M. Callahan, C. Humbert (© Kelly O’Brien)


The Palm Beach season starts earlier and earlier than the standard after-New Years rounds of parties and galas that once characterized the chic island town and its environs. This year the Symphony and Chamber Arts ensembles returned to performance in November. The local ballet and touring events were firmly in place by December. Palm Beach Opera’s season normally runs January through March, but David Walker, its innovative general and artistic director, moved up the opening of the season – the company’s sixtieth – with this semi-staged performance of Henry Purcell’s best-known work. Its presentation also fits his newly created Discovery Series, which features a more intimate performance of relatively neglected works given by singers drawn from the company’s highly competitive Benenson Young Artist and Artist Apprentice programs. A reduced orchestration with keyboard accompaniment (in this case a harpsichord/organ) stands in for the full orchestra, while a small ensemble of singers plays the role of the chorus.
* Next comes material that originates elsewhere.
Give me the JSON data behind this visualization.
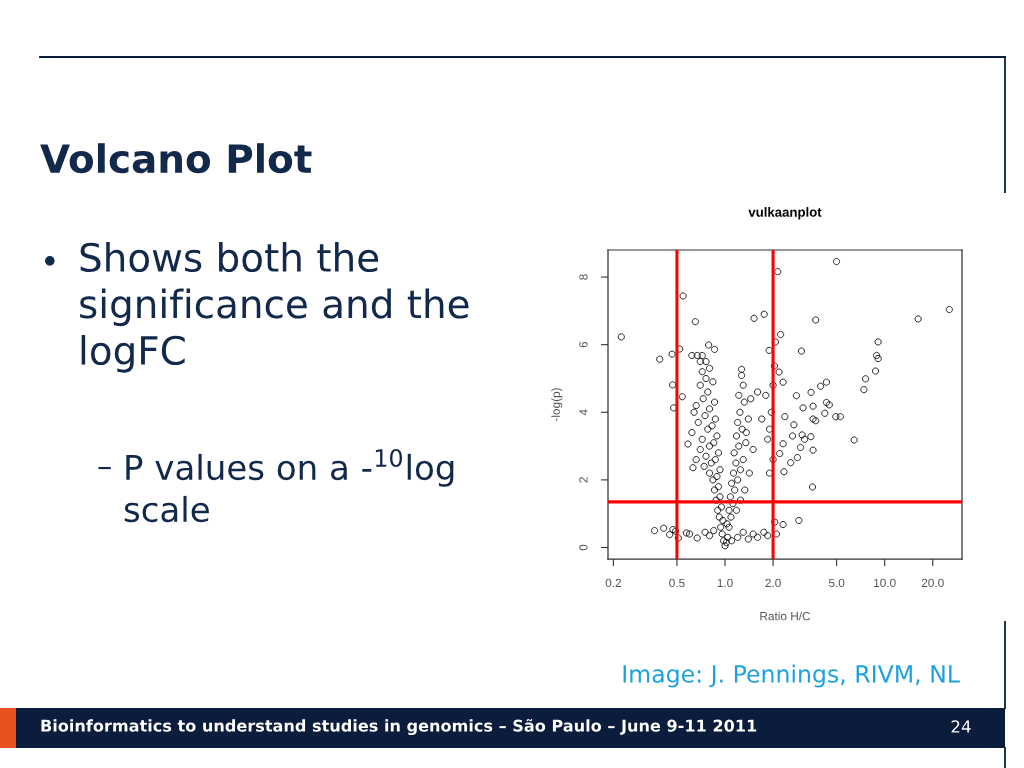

Last season the series began with a well received presentation of Bellini’s I Capuleti e i Montecchi, a non-Shakespearean version of the Romeo and Juliet story. The setting – the outdoor sculpture garden of West Palm Beach’s recently renovated and impressively expanded Norton Museum of Art – competes with crickets and airplanes, but offers and appealing Renaissance feel evoking opera’s earliest days as a home entertainment. A lavish dinner and cocktail hours precedes the performance, this time with a passed dessert reception following it.
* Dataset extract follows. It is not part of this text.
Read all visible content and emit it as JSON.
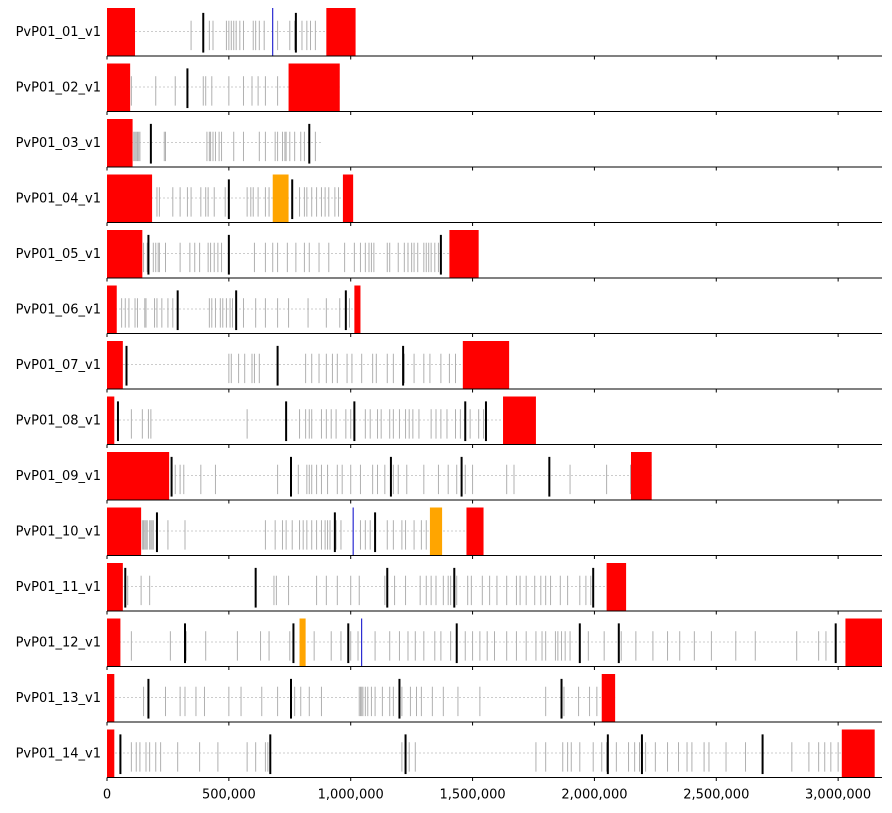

Dido and Aeneas rarely draws the attention of leading companies, though a spate of new productions cropped up for the occasion of its 350th anniversary, in 2009. More the stuff of university-level opera workshops, it clocks in at just over an hour, and much of its original music is missing. For this performance, which is Palm Beach’s premiere production of the work, director Drew Minter poached other selections of Purcell’s œuvre. The additions include a prologue for Dido’s court as well as a free-standing song, “What shall I do,” which gives Aeneas an aria he otherwise lacks. Finally, an epilogue is drawn from music Purcell composed for the funeral of Queen Mary II of England, who patronized him during her five years on the throne (1689-1694) after deposing her father in the “Glorious Revolution,” which implanted parliamentary supremacy in England.


Drawn from Book IV of Virgil’s Aeneid, the opera’s plot is one of the classical tradition’s best known. Dido, the Queen of Carthage, has welcome refugees from the devastated city of Troy and fallen in love with their leader Aeneas, who is destined to be the founder of Rome. In this version a mean and spiteful sorceress sends him on his way, leading Dido to believe she has been abandoned. She sings of her despair before expiring, but here we are spared the funeral pyre for her usual self-immolation.
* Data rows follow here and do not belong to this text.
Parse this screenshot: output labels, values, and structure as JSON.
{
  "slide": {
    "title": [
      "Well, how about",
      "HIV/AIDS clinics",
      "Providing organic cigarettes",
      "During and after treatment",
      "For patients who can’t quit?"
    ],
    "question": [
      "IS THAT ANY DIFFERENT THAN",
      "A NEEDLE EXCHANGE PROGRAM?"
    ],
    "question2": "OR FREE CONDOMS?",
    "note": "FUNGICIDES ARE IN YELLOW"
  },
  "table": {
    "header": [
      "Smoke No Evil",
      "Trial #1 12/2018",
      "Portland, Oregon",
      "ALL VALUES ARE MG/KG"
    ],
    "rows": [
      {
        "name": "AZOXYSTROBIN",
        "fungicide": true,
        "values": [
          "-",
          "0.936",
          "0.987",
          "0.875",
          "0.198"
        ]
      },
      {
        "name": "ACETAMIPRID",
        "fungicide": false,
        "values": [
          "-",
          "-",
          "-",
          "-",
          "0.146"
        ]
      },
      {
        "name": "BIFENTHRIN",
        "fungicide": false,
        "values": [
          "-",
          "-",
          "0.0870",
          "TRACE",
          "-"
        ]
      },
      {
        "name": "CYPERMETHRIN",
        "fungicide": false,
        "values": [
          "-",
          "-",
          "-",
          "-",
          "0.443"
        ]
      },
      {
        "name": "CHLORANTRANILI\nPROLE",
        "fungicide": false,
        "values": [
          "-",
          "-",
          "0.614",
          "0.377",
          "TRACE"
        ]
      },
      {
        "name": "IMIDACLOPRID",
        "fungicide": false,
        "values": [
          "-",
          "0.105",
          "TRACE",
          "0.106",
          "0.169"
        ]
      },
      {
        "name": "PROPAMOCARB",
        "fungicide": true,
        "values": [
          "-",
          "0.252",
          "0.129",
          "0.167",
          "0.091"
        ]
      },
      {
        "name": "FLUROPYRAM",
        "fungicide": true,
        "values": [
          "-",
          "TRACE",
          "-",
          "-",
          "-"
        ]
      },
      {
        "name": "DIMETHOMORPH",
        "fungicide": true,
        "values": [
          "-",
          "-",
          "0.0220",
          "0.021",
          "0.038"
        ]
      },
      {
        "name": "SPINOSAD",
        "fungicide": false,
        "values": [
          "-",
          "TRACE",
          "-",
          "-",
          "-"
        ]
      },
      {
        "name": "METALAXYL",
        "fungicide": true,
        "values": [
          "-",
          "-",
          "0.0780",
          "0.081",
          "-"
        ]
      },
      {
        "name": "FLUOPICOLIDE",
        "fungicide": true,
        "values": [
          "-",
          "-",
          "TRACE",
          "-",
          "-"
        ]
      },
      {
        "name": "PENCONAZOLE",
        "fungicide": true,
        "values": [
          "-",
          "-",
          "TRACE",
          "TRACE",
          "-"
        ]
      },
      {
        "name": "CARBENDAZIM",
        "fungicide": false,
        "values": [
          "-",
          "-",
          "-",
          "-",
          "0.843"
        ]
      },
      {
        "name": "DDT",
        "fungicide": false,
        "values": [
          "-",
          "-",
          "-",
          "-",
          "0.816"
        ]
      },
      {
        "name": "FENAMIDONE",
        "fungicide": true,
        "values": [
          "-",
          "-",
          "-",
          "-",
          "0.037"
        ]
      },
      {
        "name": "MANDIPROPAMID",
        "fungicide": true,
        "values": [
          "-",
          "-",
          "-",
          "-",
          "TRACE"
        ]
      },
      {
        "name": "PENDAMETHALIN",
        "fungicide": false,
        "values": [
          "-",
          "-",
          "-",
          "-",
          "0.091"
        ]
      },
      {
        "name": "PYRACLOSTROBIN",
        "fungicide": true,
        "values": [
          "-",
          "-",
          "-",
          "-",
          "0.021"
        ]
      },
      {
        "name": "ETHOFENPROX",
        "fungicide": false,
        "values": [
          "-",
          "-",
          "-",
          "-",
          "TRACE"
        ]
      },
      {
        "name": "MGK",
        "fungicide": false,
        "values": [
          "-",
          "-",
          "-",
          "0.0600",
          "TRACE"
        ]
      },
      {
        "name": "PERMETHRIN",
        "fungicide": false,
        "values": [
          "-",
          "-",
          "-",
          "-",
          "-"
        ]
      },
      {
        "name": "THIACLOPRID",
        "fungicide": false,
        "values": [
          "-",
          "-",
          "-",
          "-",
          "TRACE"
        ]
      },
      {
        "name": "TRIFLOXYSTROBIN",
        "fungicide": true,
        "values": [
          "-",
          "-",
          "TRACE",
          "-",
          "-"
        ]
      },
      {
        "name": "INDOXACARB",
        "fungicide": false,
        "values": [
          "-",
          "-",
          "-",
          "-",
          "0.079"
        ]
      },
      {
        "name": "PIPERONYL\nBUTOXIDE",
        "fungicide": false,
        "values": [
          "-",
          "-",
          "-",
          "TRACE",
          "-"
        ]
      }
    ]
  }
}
Palm Beach Opera has chosen wisely in its young artist appointments. The appealing mezzo-soprano Megan Callahan sang minor roles in the company’s innovative outdoor festival presentation of three standard repertory works last February – the first opera performances in North America since the Covid-19 pandemic began. Here she was poignant, conveying sorrow over a layer of strength and despair that floated on a warm texture of dignity. Christopher Humbert, Jr.’s Aeneas was authoritative and strong, with a solid technique that portends a future of great note. Meridian Prall’s sorceress avoided caricature in executing her central deception. The other young singers acquitted themselves well.


Gregory Ritchey has a conducting career of national importance as well as an impressive record as a recital pianist. A Palm Beach Opera associate conductor, he showed a true talent for sizing down the larger score for the purposes of this unique format and presentation. It augurs well for the major stage works coming in the new year and left the listeners guessing what rarer work we might discover here next.